To determine if an SBA OIC is possible the following information must be provided;• A completed and signed SBA Form 1150 Offer in Compromise which outlines the terms of the offer and why the offer is being made. Be sure to address all the items on the forms “Instructions for Presenting the Offer” and “Elements of a Workable Compromise Offer.” You should also discuss the settlement arrangements that are being made with other creditors.• All offeror(s) must complete and sign an SBA Form 770 Financial Statement of Debtor and provide copies of the most recent two years of personal IRS Tax returns (or a copy of the Extension if not filed). The SBA Form 770 will be reviewed and compared with the original SBA Form 413 “Personal Financial Statement” completed at the time of loan approval.
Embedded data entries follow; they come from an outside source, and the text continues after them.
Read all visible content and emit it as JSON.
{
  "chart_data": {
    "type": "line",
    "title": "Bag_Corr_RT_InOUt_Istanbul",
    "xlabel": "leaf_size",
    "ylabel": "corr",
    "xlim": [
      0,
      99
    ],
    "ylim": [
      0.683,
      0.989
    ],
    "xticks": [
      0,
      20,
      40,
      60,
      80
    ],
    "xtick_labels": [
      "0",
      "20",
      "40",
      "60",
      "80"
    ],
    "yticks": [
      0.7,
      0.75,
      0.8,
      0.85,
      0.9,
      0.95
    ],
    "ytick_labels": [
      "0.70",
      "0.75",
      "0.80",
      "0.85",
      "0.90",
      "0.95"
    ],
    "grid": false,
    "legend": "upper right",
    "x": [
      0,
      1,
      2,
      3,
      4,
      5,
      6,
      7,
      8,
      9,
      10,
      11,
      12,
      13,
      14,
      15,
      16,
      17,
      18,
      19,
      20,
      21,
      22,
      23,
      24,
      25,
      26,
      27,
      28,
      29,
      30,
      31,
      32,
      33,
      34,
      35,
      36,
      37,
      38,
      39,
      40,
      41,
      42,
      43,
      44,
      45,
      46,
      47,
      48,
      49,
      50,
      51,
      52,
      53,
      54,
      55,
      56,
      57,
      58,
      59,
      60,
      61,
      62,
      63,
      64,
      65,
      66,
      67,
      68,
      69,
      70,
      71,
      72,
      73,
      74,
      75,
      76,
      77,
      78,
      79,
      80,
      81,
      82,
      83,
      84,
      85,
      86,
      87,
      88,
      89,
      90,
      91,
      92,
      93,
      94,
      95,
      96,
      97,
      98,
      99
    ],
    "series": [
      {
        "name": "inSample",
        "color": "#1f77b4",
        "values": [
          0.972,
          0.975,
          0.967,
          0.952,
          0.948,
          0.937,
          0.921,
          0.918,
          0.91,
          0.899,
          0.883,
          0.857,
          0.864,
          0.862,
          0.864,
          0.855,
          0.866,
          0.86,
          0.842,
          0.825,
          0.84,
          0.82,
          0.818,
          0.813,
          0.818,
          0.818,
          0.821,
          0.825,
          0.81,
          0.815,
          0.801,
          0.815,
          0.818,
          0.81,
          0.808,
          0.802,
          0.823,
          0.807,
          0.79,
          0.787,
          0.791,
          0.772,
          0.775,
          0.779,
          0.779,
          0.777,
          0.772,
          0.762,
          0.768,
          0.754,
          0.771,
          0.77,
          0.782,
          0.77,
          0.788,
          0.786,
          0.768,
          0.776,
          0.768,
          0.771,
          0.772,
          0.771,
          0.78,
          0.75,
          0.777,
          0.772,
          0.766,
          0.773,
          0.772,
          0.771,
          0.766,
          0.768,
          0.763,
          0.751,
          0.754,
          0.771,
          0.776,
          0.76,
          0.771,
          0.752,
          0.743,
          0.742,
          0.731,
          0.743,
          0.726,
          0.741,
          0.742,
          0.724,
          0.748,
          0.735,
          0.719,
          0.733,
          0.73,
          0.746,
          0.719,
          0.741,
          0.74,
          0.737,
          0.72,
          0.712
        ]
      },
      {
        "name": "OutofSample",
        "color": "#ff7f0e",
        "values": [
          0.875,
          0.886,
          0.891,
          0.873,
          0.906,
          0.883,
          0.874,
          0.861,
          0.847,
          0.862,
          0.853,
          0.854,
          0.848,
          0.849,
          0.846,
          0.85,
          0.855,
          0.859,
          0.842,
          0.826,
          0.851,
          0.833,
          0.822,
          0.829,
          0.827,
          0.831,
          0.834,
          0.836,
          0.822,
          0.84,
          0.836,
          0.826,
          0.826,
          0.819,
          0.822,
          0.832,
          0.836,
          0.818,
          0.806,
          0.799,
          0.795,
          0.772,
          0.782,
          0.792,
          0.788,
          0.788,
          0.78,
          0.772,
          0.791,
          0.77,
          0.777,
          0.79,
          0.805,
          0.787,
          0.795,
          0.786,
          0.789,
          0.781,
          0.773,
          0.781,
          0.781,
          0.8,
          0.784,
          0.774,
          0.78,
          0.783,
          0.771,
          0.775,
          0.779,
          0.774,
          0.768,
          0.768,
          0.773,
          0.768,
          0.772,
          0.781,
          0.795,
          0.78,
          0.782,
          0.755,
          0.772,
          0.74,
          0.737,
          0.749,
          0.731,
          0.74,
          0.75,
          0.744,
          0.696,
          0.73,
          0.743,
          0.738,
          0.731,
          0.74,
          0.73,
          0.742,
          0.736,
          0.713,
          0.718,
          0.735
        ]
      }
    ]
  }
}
Valuations of property subject to judgment must be supported.• Copy of a current paystub if you are employed.• Additional information may be necessary depending on the individual circumstances of the transaction.
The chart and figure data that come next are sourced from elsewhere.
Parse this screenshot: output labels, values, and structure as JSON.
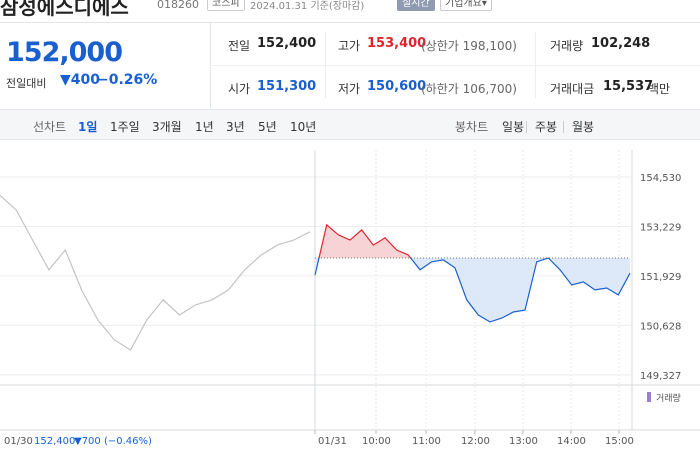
{
  "header": {
    "name": "삼성에스디에스",
    "code": "018260",
    "market": "코스피",
    "date": "2024.01.31",
    "basis": "기준(장마감)",
    "realtime": "실시간",
    "company": "기업개요"
  },
  "price": {
    "current": "152,000",
    "change_label": "전일대비",
    "change": "▼400",
    "change_pct": "−0.26%"
  },
  "stats": {
    "prev_label": "전일",
    "prev": "152,400",
    "high_label": "고가",
    "high": "153,400",
    "upper_limit": "(상한가 198,100)",
    "volume_label": "거래량",
    "volume": "102,248",
    "open_label": "시가",
    "open": "151,300",
    "low_label": "저가",
    "low": "150,600",
    "lower_limit": "(하한가 106,700)",
    "amount_label": "거래대금",
    "amount": "15,537",
    "amount_unit": "백만"
  },
  "tabs": {
    "line_label": "선차트",
    "periods": [
      "1일",
      "1주일",
      "3개월",
      "1년",
      "3년",
      "5년",
      "10년"
    ],
    "candle_label": "봉차트",
    "candles": [
      "일봉",
      "주봉",
      "월봉"
    ]
  },
  "chart_data": {
    "type": "line",
    "ylim": [
      149060,
      155240
    ],
    "yticks": [
      {
        "value": 149327,
        "label": "149,327"
      },
      {
        "value": 150628,
        "label": "150,628"
      },
      {
        "value": 151929,
        "label": "151,929"
      },
      {
        "value": 153229,
        "label": "153,229"
      },
      {
        "value": 154530,
        "label": "154,530"
      }
    ],
    "xticks": [
      "01/30",
      "01/31",
      "10:00",
      "11:00",
      "12:00",
      "13:00",
      "14:00",
      "15:00"
    ],
    "baseline": 152400,
    "series": [
      {
        "name": "01/30",
        "color": "#c4c4c4",
        "values": [
          154050,
          153660,
          152870,
          152090,
          152610,
          151560,
          150770,
          150250,
          149980,
          150770,
          151300,
          150900,
          151170,
          151300,
          151560,
          152090,
          152480,
          152740,
          152870,
          153090
        ]
      },
      {
        "name": "01/31",
        "up_color": "#e0242e",
        "down_color": "#1a5fd0",
        "values": [
          151950,
          153270,
          153010,
          152870,
          153140,
          152740,
          152930,
          152610,
          152480,
          152090,
          152300,
          152350,
          152140,
          151300,
          150900,
          150720,
          150820,
          150980,
          151030,
          152300,
          152400,
          152090,
          151690,
          151770,
          151560,
          151610,
          151430,
          152000
        ]
      }
    ],
    "volume_label": "거래량",
    "footer": {
      "date": "01/30",
      "price": "152,400",
      "change": "▼700 (−0.46%)"
    }
  }
}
If your SBA loan is in default and you are working with your lender to wind down the business and settle the deficiency with an offer in compromise, time is of the essence. Banks generally do not wait much longer than 60-90 days after the defaulted borrower (business) has been liquidated or shut down to tender an OIC to the SBA for consideration which, if accepted, could potentially release the guarantors from the deficiency for a lesser amount. Generally speaking, the bank or CDC will send you what is commonly known as a Notice of Default, Acceleration and Demand for Payment for the entire loan balance due. If litigation is not a fiscally viable option and after certain collateral liquidation, you may be offered the chance to submit an SBA OIC with the bank or CDC for SBA consideration. If your case is ultimately transferred to the SBA, you should receive a 60-day Official Notice and demand for payment. If you fail to timely submit an SBA OIC within the administrative time frame as noted in this letter, the SBA will then refer your debt to the U.S. Department of Treasury for enforced collection, and thus, you will probably lose your one (1) time shot to settle for less than what is purportedly owed on the SBA debt through the SBA Offer in Compromise process..It should be noted that Treasury rarely collects on these bad loans directly – rather they hire private collection agencies (PCAs) to handle this. These PCAs don’t know anything about the history behind the loan – their job is to be ruthless in their collection endeavors as they generally receive a generous percent of the collected amount or actually bought the so-called junk federal debt for pennies on the dollar. Several of these federally approved private collection agencies or junk debt buyers are particularly nasty, and rarely settle for less than 50% of the outstanding amount as the incentives for collection, litigation and judgment pursuit are very high. Contrast that with the results that we have reviewed and settled and it’s easy to see the importance of addressing your outstanding SBA debt sooner rather than later, whether you’re working with a non-attorney consultant, an SBA Attorney or Federal Agency Practitioner, or attempting to do it yourself. If you think your banker is nasty or difficult to work with, you don’t want to experience the tactics of these collection agencies or junk debt buyers.